Le cerveau possède des milliards de neurones et son fonctionnement dépend de la façon dont ils communiquent entre eux. Comment caractériser ce réseau complexe de connexions dont la compréhension est fondamentale pour appréhender de nombreuses pathologies ? Grâce à une théorie mathématique, la théorie des graphes, répondent Fabrizio De Vico Fallani et Mario Chavez, respectivement chercheurs INRIA et CNRS à l’Institut du Cerveau – ICM dans l’équipe ARAMIS. Ces deux scientifiques viennent de développer un nouvel outil pour analyser et modéliser les réseaux complexes du cerveau. Cette méthode appelée ECO permettrait, à terme, de mieux quantifier les effets des maladies neurologiques et des désordres mentaux sur l’organisation structurale et fonctionnelle du cerveau.

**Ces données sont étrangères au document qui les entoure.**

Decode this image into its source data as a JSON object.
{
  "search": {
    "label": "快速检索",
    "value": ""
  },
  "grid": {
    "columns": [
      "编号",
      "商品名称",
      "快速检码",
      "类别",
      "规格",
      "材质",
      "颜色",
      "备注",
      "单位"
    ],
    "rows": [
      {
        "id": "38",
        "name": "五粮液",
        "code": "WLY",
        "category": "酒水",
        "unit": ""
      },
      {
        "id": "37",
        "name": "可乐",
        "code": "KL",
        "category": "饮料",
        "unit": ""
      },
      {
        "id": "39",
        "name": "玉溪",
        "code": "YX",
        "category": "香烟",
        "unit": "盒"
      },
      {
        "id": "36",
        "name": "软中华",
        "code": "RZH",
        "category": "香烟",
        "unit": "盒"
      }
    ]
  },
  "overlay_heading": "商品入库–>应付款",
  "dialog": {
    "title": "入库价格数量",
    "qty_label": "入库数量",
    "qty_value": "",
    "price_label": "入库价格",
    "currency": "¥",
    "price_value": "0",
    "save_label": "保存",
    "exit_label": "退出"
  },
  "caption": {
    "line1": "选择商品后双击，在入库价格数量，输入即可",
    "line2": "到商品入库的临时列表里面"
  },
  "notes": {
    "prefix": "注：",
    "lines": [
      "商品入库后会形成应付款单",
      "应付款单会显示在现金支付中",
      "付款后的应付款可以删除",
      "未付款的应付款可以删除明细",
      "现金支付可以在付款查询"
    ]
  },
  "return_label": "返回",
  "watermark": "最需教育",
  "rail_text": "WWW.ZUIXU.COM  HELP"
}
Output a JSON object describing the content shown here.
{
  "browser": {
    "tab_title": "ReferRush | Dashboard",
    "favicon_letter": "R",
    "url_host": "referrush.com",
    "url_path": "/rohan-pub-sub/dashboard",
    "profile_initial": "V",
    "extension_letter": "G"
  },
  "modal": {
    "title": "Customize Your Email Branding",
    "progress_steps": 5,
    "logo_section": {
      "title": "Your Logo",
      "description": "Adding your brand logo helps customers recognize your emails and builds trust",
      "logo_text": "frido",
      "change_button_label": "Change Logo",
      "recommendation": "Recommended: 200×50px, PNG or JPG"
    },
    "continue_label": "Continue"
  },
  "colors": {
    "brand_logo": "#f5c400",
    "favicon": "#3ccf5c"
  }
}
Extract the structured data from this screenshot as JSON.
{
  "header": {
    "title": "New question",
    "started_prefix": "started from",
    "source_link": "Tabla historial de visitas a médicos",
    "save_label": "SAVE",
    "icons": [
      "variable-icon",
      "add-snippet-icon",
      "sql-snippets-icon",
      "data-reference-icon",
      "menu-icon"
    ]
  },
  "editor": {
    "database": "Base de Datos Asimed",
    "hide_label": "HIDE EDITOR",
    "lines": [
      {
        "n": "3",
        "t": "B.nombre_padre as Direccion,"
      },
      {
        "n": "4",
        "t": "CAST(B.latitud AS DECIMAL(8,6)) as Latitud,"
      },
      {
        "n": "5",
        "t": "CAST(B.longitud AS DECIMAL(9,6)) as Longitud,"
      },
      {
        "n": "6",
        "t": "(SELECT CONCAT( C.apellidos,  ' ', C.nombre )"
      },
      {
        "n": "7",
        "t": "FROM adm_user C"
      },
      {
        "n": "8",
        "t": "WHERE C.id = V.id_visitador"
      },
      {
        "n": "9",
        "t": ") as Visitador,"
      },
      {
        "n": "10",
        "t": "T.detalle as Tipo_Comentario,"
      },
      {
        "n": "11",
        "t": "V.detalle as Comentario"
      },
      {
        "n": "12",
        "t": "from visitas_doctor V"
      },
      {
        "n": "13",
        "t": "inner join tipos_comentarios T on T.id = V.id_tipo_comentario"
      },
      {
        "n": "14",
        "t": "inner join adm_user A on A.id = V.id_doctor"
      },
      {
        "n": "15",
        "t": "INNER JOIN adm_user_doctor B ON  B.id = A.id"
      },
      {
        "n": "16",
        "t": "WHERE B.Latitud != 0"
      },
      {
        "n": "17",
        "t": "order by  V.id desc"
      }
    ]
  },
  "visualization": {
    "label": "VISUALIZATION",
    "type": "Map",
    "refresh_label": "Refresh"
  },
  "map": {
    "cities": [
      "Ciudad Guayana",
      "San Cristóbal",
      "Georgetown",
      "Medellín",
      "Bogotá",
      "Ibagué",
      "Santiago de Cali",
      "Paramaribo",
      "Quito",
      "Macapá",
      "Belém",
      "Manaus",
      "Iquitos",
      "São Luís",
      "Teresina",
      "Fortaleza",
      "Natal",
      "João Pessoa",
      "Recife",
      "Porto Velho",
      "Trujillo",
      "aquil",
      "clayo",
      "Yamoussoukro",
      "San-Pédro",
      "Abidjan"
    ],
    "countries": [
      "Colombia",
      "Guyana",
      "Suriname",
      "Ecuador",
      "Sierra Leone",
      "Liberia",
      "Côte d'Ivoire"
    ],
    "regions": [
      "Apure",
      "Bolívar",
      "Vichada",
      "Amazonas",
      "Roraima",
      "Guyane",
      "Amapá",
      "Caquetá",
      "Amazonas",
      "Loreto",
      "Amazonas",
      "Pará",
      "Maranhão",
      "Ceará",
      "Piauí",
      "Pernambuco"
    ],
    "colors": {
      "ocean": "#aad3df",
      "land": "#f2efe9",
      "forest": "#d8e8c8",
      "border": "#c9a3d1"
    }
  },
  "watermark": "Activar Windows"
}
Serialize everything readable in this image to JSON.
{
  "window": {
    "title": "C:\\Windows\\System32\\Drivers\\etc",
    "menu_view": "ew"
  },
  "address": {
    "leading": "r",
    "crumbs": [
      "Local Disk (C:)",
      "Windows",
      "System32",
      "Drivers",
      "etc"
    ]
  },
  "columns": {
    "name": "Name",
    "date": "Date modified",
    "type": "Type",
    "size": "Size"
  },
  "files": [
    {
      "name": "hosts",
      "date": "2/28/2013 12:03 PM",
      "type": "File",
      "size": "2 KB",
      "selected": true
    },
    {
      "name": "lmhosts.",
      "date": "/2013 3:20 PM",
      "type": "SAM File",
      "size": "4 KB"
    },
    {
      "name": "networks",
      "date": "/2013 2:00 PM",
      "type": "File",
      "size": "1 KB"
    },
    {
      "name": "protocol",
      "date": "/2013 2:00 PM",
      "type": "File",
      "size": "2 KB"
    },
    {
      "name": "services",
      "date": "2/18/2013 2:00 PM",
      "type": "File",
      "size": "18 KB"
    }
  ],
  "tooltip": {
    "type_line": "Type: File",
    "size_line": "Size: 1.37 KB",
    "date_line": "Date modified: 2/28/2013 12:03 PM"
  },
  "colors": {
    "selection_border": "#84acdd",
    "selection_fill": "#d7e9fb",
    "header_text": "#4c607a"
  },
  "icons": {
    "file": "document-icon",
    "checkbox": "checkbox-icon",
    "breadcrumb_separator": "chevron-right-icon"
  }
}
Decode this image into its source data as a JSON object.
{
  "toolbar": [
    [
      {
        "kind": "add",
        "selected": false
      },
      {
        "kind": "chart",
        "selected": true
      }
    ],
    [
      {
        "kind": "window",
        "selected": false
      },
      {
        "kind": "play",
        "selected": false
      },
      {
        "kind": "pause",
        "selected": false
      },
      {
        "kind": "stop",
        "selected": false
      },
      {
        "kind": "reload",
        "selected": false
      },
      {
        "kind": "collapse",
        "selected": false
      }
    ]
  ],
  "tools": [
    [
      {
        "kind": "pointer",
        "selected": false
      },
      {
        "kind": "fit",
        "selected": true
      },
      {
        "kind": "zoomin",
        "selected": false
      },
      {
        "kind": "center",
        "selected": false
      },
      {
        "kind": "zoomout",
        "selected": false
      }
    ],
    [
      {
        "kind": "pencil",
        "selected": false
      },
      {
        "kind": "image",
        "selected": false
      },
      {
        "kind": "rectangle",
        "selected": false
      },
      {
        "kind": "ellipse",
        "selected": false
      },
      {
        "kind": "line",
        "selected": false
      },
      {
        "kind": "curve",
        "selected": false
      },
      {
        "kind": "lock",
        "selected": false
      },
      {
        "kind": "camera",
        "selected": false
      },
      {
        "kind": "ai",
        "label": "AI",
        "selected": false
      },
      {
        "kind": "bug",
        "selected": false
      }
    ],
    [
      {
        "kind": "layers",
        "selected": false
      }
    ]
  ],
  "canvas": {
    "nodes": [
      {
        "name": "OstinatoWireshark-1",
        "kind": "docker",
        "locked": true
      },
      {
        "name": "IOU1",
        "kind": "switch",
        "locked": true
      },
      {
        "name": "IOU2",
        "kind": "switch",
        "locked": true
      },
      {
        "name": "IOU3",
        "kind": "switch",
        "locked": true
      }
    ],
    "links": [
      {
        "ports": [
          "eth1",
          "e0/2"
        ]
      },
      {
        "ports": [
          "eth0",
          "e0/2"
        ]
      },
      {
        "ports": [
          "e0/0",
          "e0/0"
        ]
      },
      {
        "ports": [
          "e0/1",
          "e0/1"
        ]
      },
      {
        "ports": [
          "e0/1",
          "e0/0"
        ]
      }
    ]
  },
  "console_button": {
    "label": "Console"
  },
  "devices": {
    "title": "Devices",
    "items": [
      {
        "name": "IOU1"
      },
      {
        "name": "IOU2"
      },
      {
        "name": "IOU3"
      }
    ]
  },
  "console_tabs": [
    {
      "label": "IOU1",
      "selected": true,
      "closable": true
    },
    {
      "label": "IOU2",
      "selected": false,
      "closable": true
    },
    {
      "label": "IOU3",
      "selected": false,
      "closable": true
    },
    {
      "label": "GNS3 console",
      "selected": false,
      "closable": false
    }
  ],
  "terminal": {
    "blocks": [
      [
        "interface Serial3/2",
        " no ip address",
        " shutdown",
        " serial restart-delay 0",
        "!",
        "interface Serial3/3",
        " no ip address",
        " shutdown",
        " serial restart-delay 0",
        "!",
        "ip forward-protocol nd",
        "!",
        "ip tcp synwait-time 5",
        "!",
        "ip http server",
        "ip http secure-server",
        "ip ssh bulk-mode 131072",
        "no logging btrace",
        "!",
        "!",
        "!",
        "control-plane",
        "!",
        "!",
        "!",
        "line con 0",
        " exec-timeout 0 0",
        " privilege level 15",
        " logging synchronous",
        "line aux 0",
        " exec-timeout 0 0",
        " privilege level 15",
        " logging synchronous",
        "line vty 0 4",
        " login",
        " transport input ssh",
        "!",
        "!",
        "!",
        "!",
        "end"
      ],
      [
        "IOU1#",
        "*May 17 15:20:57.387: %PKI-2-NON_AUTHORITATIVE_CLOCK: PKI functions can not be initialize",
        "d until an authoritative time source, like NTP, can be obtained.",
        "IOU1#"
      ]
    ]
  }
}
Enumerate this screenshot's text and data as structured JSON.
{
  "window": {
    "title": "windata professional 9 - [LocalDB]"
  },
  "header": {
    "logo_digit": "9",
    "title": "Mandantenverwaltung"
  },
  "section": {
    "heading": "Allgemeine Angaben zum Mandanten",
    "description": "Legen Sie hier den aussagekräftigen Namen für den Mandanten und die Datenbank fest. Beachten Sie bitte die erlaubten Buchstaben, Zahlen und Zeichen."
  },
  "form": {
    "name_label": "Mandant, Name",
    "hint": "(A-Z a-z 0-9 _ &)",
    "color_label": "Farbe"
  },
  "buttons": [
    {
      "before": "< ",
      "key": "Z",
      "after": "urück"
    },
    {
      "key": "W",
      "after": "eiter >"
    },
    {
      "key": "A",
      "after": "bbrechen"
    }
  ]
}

En neuroscience, les réseaux d’interactions complexes du cerveau sont estimées à partir de données biologiques expérimentales, notamment des données d’imagerie obtenues par IRM, MEG ou encore EEG. Comment établir au mieux l’organisation de ce système et décrire de façon simple ce réseau complexe du cerveau ?
Pour répondre à ces questions, Fabrizio De Vico Fallani et Mario Chavez ont développé un outil mathématique qui permet de caractériser les connexions cérébrales. « Tous les systèmes biologiques tentent d’optimiser l’efficacité de leurs connexions tout en considérant le coût de leur mise en place, ils doivent donc trouver un compromis entre l’efficacité des connexions établies et l’énergie dépensée pour les mettre en place », explique Fabrizio De Vico Fallani. La méthode développée par les chercheurs, appelée ECO, est basée sur l’optimisation des propriétés fondamentales des systèmes complexes, telle que le compromis entre l’efficacité de ces connexions et leur coût. « Quand ces deux critères sont maximisés, on arrive à obtenir une représentation optimale des systèmes biologiques, à obtenir un réseau de connectivité qui représente bien l’organisation du système étudié, en l’occurrence le cerveau. »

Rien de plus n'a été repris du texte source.